The biosimilars provision, known as the Biologics Price Competition and Innovation (BPCI) Act, provided 12 years of data exclusivity protection against FOBs products – a major win for the biotech innovator community.

The FDA last spring said it had formed an internal working group, known as the Biosimilar Implementation Committee, co-chaired by Center for Drug Research and Evaluation Director Janet Woodcock and Center for Biologics Evaluation and Research Acting Director Karen Midthun, to layout the agency's approach for ensuring the evaluation, review and approval processes would be achieved in a "consistent, efficient and scientifically sound manner."

John Jenkins, director of the Office of New Drugs, on May 17 appointed Leah Christl the newly created position of acting associate director for biosimilars within his office, where she was charged with overseeing the development of procedures and staff training for CDER's implementation of the FDA's new authority.

But since then, the FDA has remained mum about when it planned to issue guidelines and regulations under the biosimilars measure.

So analysts were eager to get their hands on the document, for which the FDA Monday said it had no comment.

According to the unofficial document, the agency is seeking input about the "scientific and technical factors related to a determination of biosimilarity or interchangeability; the type of information that may be used to support a determination of biosimilarity or interchangeability; development of a framework for optimal pharmacovigilance for biosimilar and interchangeable biological products; scope of the revised definition of a 'biological product'; priorities for guidance development; scientific and technical factors related to reference product exclusivity; scientific and technical factors that may inform the agency's interpretation of 'product class' as it relates to available regulatory pathways for certain protein products during the 10-year transition period following enactment of the BPCI Act; and the establishment of a user fee program for biosimilar and interchangeable biological products."

Because negotiations of new and reauthorized user fee programs historically have largely been conducted by trade associations representing the affected companies, the FDA also is seeking to identify "which existing industry trade associations represent such companies."

Deutsche Bank Equity Research analyst Robyn Karnauskas said the boundaries for biosimlars vs. interchangeables appeared to be the FDA's "key focus" for its public discussions.

She said she believed that the biologic "drift" was at the "forefront of the FDA's mind."

Many complex biologics have sugar chains that impact their efficacy and safety, and she noted that the FDA has made several statements over the years suggesting a primary concern that biosimilars have the same sugar structure for interchangeability and those sugar structures do not "drift," or change with time.

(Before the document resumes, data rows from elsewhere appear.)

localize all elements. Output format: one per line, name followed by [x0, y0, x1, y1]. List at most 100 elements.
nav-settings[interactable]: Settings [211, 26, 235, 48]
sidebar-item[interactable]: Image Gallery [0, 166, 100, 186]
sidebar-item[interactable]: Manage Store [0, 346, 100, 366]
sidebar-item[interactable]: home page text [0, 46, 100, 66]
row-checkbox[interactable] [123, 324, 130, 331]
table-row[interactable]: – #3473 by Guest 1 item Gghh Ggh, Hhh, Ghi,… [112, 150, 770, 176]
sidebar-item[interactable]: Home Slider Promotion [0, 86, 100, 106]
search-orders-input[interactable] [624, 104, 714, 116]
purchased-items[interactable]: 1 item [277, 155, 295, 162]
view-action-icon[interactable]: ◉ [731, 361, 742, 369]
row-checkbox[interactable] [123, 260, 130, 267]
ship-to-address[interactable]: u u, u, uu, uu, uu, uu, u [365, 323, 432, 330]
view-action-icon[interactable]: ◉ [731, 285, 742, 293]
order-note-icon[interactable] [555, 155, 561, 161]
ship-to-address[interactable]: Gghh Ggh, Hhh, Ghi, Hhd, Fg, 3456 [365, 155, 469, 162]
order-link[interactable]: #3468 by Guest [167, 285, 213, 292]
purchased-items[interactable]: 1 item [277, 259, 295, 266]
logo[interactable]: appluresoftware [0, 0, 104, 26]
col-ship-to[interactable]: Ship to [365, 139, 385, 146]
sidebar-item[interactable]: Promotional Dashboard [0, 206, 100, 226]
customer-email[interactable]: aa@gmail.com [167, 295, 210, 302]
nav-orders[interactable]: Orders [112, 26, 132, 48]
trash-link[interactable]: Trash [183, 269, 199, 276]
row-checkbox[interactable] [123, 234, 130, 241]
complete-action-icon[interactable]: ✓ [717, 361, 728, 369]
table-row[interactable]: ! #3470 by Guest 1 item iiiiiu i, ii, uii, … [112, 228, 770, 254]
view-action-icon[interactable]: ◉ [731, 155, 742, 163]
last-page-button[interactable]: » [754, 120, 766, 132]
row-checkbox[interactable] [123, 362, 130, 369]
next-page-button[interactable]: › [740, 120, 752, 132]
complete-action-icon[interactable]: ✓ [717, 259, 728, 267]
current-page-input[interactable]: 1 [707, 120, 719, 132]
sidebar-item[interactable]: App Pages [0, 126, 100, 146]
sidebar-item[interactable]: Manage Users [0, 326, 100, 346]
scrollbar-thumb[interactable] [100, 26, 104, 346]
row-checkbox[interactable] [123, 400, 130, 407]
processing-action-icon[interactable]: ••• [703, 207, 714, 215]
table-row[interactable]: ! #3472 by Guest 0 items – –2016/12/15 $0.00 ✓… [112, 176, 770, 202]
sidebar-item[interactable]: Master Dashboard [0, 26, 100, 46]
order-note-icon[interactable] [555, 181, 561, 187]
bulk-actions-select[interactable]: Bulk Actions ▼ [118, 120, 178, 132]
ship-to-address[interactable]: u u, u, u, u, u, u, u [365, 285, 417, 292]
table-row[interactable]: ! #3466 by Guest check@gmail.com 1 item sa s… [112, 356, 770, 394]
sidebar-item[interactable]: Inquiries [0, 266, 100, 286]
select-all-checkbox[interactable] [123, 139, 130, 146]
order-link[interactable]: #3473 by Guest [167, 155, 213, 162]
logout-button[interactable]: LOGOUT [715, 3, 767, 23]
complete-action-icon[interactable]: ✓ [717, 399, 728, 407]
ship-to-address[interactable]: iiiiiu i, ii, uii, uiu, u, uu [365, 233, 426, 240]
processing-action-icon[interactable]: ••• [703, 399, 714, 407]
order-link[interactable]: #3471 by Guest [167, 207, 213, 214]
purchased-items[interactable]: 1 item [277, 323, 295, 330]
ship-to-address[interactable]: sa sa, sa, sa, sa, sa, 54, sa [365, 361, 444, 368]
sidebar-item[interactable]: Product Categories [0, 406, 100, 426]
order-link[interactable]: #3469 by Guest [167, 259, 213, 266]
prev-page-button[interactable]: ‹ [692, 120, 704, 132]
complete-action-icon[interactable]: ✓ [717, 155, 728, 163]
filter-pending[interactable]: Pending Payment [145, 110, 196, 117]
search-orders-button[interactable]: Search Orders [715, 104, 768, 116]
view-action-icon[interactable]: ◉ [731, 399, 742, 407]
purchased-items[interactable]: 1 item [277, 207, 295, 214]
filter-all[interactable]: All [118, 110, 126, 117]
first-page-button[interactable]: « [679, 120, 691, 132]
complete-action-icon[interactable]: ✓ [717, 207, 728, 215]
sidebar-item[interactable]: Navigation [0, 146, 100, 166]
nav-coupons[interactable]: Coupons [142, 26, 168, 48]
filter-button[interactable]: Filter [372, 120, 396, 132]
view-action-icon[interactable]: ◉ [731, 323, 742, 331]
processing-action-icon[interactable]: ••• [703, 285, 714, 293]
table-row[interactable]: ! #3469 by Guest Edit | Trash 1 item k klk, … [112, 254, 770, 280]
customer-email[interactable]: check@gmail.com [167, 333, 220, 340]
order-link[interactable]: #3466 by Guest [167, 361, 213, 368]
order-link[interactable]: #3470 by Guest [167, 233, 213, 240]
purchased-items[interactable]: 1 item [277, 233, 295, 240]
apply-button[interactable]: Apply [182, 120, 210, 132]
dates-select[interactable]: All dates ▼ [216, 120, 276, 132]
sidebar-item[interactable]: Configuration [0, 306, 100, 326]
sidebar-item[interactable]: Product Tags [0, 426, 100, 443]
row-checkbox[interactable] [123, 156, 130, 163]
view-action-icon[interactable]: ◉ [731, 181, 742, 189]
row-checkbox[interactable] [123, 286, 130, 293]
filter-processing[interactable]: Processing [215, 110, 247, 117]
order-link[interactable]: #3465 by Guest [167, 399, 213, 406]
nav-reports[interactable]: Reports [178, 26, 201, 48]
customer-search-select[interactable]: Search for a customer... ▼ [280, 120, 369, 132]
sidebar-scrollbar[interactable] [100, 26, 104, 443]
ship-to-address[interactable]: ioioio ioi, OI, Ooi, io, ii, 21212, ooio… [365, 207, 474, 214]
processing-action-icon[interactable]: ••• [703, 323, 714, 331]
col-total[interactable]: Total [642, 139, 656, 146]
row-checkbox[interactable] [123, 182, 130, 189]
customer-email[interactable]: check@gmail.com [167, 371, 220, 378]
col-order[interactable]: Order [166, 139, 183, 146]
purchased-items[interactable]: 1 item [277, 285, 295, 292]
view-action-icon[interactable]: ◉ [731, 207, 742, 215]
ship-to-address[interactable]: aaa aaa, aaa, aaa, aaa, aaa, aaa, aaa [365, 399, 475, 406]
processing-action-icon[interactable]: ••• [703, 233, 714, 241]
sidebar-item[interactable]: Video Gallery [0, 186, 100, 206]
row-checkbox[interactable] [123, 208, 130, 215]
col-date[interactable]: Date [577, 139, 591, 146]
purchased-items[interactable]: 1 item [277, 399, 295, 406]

Indeed, such was highlighted by the FDA's decision to classify as a separate drug Genzyme Corp.'s Pompe disease drug Lumizyme, an enzyme that came from the same cell line as its Myzoyme (alglucosidase alfa). (See BioWorld Today, Oct. 22, 2008, March 4, 2009, March 13, 2009, and May 26, 2010.)

"Few companies have the ability to control for drift," Karnauskas said.

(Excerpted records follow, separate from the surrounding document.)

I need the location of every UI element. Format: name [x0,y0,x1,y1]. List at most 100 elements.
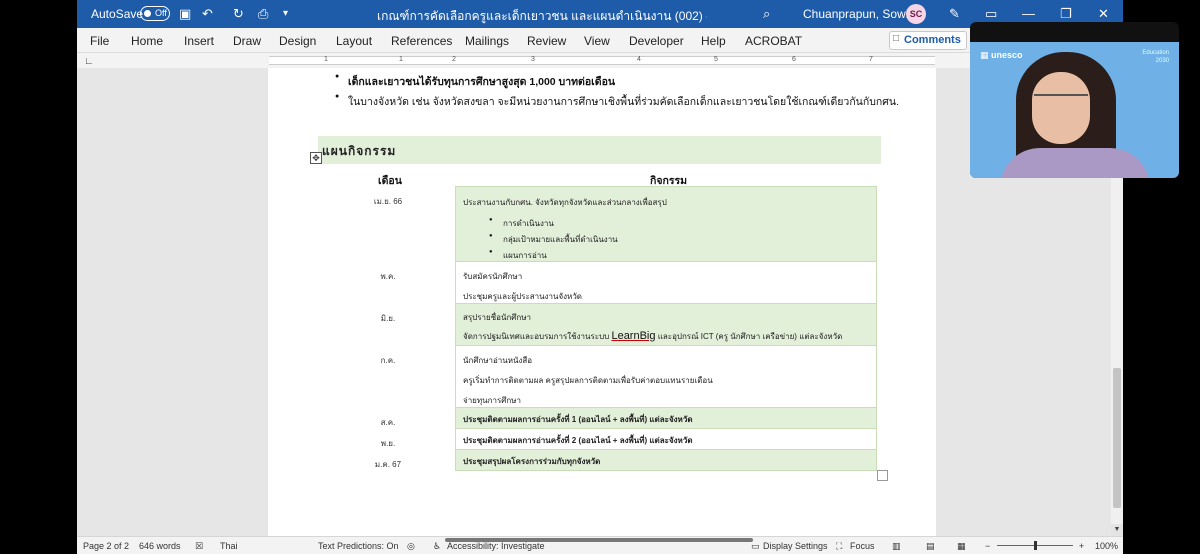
horizontal-ruler[interactable]: 1 1 2 3 4 5 6 7 [269,56,935,65]
document-page[interactable]: เด็กและเยาวชนได้รับทุนการศึกษาสูงสุด 1,0… [268,68,936,536]
table-month: พ.ค. [380,272,396,281]
table-row[interactable]: รับสมัครนักศึกษา ประชุมครูและผู้ประสานงา… [455,262,877,304]
badge-line: Education [1142,50,1169,56]
language[interactable]: Thai [220,541,238,551]
activity-text: จัดการปฐมนิเทศและอบรมการใช้งานระบบ [463,332,612,341]
activity-subitem: กลุ่มเป้าหมายและพื้นที่ดำเนินงาน [489,233,618,246]
comments-button[interactable]: Comments [889,31,967,50]
section-heading-band: แผนกิจกรรม [318,136,881,164]
table-resize-handle[interactable] [877,470,888,481]
accessibility-status[interactable]: Accessibility: Investigate [447,541,545,551]
accessibility-icon[interactable]: ♿ [433,541,441,552]
activity-line: ครูเริ่มทำการติดตามผล ครูสรุปผลการติดตาม… [463,376,713,385]
activity-line: ประชุมติดตามผลการอ่านครั้งที่ 2 (ออนไลน์… [463,436,693,445]
ruler-number: 1 [324,56,328,63]
autosave-label: AutoSave [91,7,144,21]
text-predictions[interactable]: Text Predictions: On [318,541,399,551]
zoom-slider-knob[interactable] [1034,541,1037,550]
ruler-number: 2 [452,56,456,63]
tab-insert[interactable]: Insert [184,34,214,48]
word-window: AutoSave Off ▣ ↶ ↻ ⎙ ▾ เกณฑ์การคัดเลือกค… [77,0,1123,554]
user-name: Chuanprapun, Sowirin [803,7,922,21]
column-header-month: เดือน [378,175,402,187]
avatar[interactable]: SC [906,4,926,24]
ruler-number: 5 [714,56,718,63]
ruler-row: ∟ 1 1 2 3 4 5 6 7 [77,53,1123,68]
tab-home[interactable]: Home [131,34,163,48]
tab-draw[interactable]: Draw [233,34,261,48]
proofing-icon[interactable]: ☒ [195,541,203,552]
tab-acrobat[interactable]: ACROBAT [745,34,802,48]
pen-icon[interactable]: ✎ [949,6,960,22]
redo-icon[interactable]: ↻ [233,6,244,22]
unesco-logo: unesco [980,50,1023,61]
minimize-icon[interactable]: — [1022,6,1035,21]
save-icon[interactable]: ▣ [179,6,191,22]
tab-file[interactable]: File [90,34,109,48]
focus-mode[interactable]: Focus [850,541,875,551]
table-row[interactable]: ประชุมติดตามผลการอ่านครั้งที่ 1 (ออนไลน์… [455,408,877,429]
tab-selector-icon[interactable]: ∟ [84,56,94,67]
badge-line: 2030 [1155,58,1169,64]
ruler-number: 3 [531,56,535,63]
scroll-down-icon[interactable]: ▼ [1111,524,1123,536]
participant-face [1032,72,1090,144]
table-row[interactable]: นักศึกษาอ่านหนังสือ ครูเริ่มทำการติดตามผ… [455,346,877,408]
tab-design[interactable]: Design [279,34,316,48]
close-icon[interactable]: ✕ [1098,6,1109,22]
undo-icon[interactable]: ↶ [202,6,213,22]
tab-help[interactable]: Help [701,34,726,48]
tab-developer[interactable]: Developer [629,34,684,48]
table-row[interactable]: ประชุมสรุปผลโครงการร่วมกับทุกจังหวัด [455,450,877,471]
activity-line-ict: จัดการปฐมนิเทศและอบรมการใช้งานระบบ Learn… [463,330,842,343]
customize-toolbar-icon[interactable]: ▾ [283,8,288,19]
tab-view[interactable]: View [584,34,610,48]
table-row[interactable]: ประสานงานกับกศน. จังหวัดทุกจังหวัดและส่ว… [455,187,877,262]
table-row[interactable]: ประชุมติดตามผลการอ่านครั้งที่ 2 (ออนไลน์… [455,429,877,450]
video-call-tile[interactable]: unesco Education 2030 [970,22,1179,178]
display-settings[interactable]: Display Settings [763,541,828,551]
ruler-number: 7 [869,56,873,63]
tab-layout[interactable]: Layout [336,34,372,48]
print-layout-icon[interactable]: ▤ [926,541,935,552]
document-title[interactable]: เกณฑ์การคัดเลือกครูและเด็กเยาวชน และแผนด… [377,7,707,26]
activity-line: ประชุมครูและผู้ประสานงานจังหวัด [463,292,583,301]
activity-line: สรุปรายชื่อนักศึกษา [463,313,531,322]
tab-mailings[interactable]: Mailings [465,34,509,48]
word-count[interactable]: 646 words [139,541,181,551]
zoom-in-button[interactable]: + [1079,541,1084,551]
focus-icon[interactable]: ⛶ [836,541,842,552]
track-changes-icon[interactable]: ◎ [407,541,415,552]
status-bar: Page 2 of 2 646 words ☒ Thai Text Predic… [77,536,1123,554]
zoom-level[interactable]: 100% [1095,541,1118,551]
activity-line: นักศึกษาอ่านหนังสือ [463,356,533,365]
activity-line: ประชุมสรุปผลโครงการร่วมกับทุกจังหวัด [463,457,601,466]
tab-references[interactable]: References [391,34,452,48]
ribbon-tabs: File Home Insert Draw Design Layout Refe… [77,28,1123,53]
table-month: ม.ค. 67 [374,460,402,469]
print-icon[interactable]: ⎙ [258,6,268,22]
participant-glasses [1034,94,1088,106]
web-layout-icon[interactable]: ▦ [957,541,966,552]
activity-line: ประสานงานกับกศน. จังหวัดทุกจังหวัดและส่ว… [463,198,667,207]
table-month: พ.ย. [380,439,396,448]
search-icon[interactable]: ⌕ [763,6,770,22]
zoom-out-button[interactable]: − [985,541,990,551]
activity-line: ประชุมติดตามผลการอ่านครั้งที่ 1 (ออนไลน์… [463,415,693,424]
scrollbar-thumb[interactable] [1113,368,1121,508]
page-count[interactable]: Page 2 of 2 [83,541,129,551]
learnbig-link[interactable]: LearnBig [611,330,655,342]
table-move-handle-icon[interactable]: ✥ [310,152,322,164]
read-mode-icon[interactable]: ▥ [892,541,901,552]
display-settings-icon[interactable]: ▭ [751,541,760,552]
tab-review[interactable]: Review [527,34,566,48]
autosave-toggle[interactable]: Off [140,6,170,21]
activity-text: และอุปกรณ์ ICT (ครู นักศึกษา เครือข่าย) … [655,332,843,341]
table-row[interactable]: สรุปรายชื่อนักศึกษา จัดการปฐมนิเทศและอบร… [455,304,877,346]
section-heading: แผนกิจกรรม [322,144,397,158]
ruler-number: 6 [792,56,796,63]
ribbon-display-icon[interactable]: ▭ [985,6,997,22]
ruler-number: 1 [399,56,403,63]
document-area[interactable]: เด็กและเยาวชนได้รับทุนการศึกษาสูงสุด 1,0… [77,68,1111,536]
restore-icon[interactable]: ❐ [1060,6,1072,22]
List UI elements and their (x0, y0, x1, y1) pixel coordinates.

But with the long-awaited approval of its version of enoxaparin in July, Momenta Pharmaceuticals Inc. "may be the first," she declared. (See BioWorld Today, July 26, 2010.)

Momenta's drug is similar to Sanofi-Aventis Group SA's Lovenox (enoxaparin sodium), a complex protein-based anticoagulant derived from the blood thinner heparin.

"Momenta is one of a few that likely has the ability to reverse engineer biologics that have the same sugar pattern and has the know-how to implement process controls in place, which can control for 'drift,'" Karnauskas said.

Sanofi in July said it had "reservations" about Momenta's approval, since the new version had "not been subjected to extensive clinical trials to demonstrate its efficacy and safety" as Lovenox. Karnauskas said that while biosimilars and interchangeables may not be far off, "we think there will be few successful entrants."

And although the emergence of biosimilars will be of increasing concern in large-cap biotech, such as Amgen Inc. and Biogen Idec Inc., "we believe the hurdle for approval and interchangeability will be high. We also believe there are few companies with the know-how to gain approval."